The conference speech by the shadow education secretary, Angela Rayner, revealed a few titbits: under Labour there will be no new academies or free schools, the 7,000-plus that exist will be brought under some sort of “mainstream” democratic local control with a common rulebook and their admissions returned to local authorities.
But with language vague enough to allow the next stage of consultation to embrace many possibilities, Labour seems not much further forward from the carefully constructed, more detailed position carved out by David Blunkett under Ed Miliband’s leadership of the party.
It fell to the LibDem education spokesperson, Layla Moran, to touch on the many elephants in the room: Ofsted, the impact of league tables, the curriculum and grammar schools. Again the language was coded but she appeared to suggest that the Liberal Democrats might abolish the 11-plus. Or, then again, did she?
It is interesting to speculate about what lies behind this excessive caution and lack of imagination on all sides. There was barely a mention of the quality of education children and young people receive.

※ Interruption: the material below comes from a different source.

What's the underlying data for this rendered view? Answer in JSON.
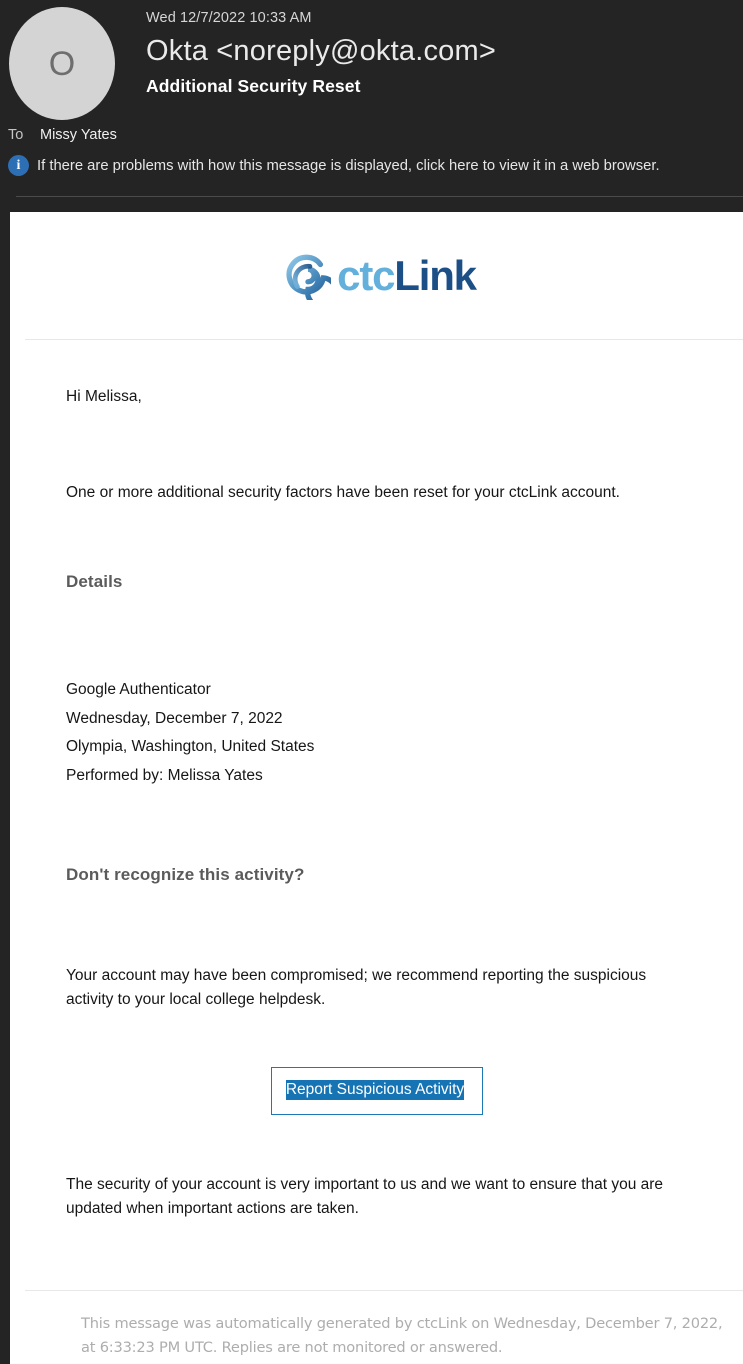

One possibility is that none of the main parties is interested in schools, at least not in the way previous political leaders were.
Whatever one may feel about the reforming zeal of the Blair or Gove years, education policy was high profile, and at times innovative, rather than defensive or reactive, which is the best that can be said for the current offer.
Or maybe they are just scared, or lack the willpower, to confront the task at hand. In a precarious political situation in which there might be a general election at any moment, no one wants to take on the powerful vested interests: the grammar and faith schools, the dominant academy chains, and the affluent sharp-elbowed parents who continue to monopolise the best schools. Much easier to throw a little red meat to the party faithful, and disappear again.
So as parliament resumes and we are re-immersed in Brexit, expect another period of hibernation where even the impact of a calamitous EU exit on public services barely gets a thought, not to mention the rapidly increasing need to find a ready-made skilled workforce.